Now for my list of things I do not like about MySQL. "show tables". That's 9 characters more to type than the equivalent '\d' in PostgreSQL. That may seem like nit picking to you, but the amount of time a day I list the tables to highlight and X-paste a table name multiplies into 900+ extra characters I have typed. "show columns from table ", or slightly better "describe ". At best that is 7 extra characters on this often used command for me. Now I'm up to 1600+ extra characters in a day. Alright ... so maybe I exaggerated on the amount of times I do that sort of thing ... but that's what it seems like. I don't like the vague error messages when something goes wrong. I don't like the privileges system. I don't like the user administration (granting privileges to a non-existent user in order to create that user seems wrong to me). At least "CREATE USER" is available in MySQL 5. I don't like the name either. There ... I'm finished dumping all over MySQL. It's not _that_ bad ... I would choose PostgeSQL over MySQL any day and twice on Sunday. I can still get around the DB in a fairly efficient manner though.

I now got to delve into setting up postfix with MySQL support for virtual mail. Seems like a big task if you have never done that sort of thing before. The postfix configuration for setting that up turned into 7 lines in the configurations. 5 lines were directives to a database cf file. The database config files were stupidly simple to write. There are great examples on the interweb to follow. I started playing and tweaking, sending mail from the laptop to the new server as the relay. tailing the mail logs to see what happens. porting from the old qmail Maildir styles is not a problem at all. Cheers to the postfix developers for being cool and supporting qmail style Maildir setups. I need to make sure the paths have a '/' on the end to specify a directory and not a spool file. Instead of modifying the data in the database (and then having to modify a custom application as well), I just modified the select field options in the postfix config. Making use of CONCAT_WS('/', path, 'Maildir/'). I was quite impressed at how powerful this could be. I did my happy dance and hi-fixes were in order. I had a working virtual mail server, and not mail porting needed to be done, as everything can be set up without mods to the current setup.

Postfix aliases are another story. I had to build a new table, and write a PHP script to shift data into a proper format for it to work.

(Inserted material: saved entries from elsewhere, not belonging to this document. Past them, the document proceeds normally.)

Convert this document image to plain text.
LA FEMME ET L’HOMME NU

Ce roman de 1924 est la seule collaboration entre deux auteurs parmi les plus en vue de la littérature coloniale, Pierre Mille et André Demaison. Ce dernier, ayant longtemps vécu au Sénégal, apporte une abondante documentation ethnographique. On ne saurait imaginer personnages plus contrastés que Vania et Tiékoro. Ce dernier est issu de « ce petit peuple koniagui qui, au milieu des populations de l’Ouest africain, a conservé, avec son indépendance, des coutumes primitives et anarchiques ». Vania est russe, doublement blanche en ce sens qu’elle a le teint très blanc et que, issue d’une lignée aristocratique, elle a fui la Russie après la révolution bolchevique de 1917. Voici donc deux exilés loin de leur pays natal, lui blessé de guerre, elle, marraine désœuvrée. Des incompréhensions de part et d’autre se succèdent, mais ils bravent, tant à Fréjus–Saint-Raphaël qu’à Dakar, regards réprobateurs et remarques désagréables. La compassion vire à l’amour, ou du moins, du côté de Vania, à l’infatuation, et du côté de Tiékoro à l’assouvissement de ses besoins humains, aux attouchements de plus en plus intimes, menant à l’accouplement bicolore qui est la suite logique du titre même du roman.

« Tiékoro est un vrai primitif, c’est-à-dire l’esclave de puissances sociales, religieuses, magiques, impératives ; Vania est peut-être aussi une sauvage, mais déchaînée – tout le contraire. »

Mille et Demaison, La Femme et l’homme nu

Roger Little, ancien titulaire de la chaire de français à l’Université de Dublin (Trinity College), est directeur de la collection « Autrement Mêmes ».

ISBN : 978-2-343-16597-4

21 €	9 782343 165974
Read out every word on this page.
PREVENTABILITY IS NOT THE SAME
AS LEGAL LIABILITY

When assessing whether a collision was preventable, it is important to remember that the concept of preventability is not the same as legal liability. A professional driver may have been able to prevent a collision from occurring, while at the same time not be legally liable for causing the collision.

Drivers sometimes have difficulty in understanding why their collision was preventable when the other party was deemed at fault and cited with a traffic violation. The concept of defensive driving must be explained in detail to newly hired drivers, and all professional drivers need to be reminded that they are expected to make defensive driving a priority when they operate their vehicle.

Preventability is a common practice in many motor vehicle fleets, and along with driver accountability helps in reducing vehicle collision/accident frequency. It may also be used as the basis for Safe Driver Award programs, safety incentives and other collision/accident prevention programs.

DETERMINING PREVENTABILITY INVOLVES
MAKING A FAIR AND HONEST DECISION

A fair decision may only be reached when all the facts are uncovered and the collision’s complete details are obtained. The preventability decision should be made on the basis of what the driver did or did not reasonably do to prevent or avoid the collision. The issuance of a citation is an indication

Small changes for email aliases are minor though. I'm happy no major changes to the bulk email would have to be done. I'm going to go back and make sure that as little changes to the DB, and custom application are needed, then try the setup again on the second server. Still need to configure MySQL replication, install clamav, and setup rsync for the home directories ... little things ... but I'm feeling good today.

I guess I'm feeling good because I know that hockey is starting tonight. My Flyers are at home hosting the New York Rangers. It's gonna be a good season. Picked up Forsberg, got some monster de-fence, rock em sock em hockey! Double header on TSN tonight. Calgary vs Minnesota, and Edmonton vs Colorado(?). Should be good times.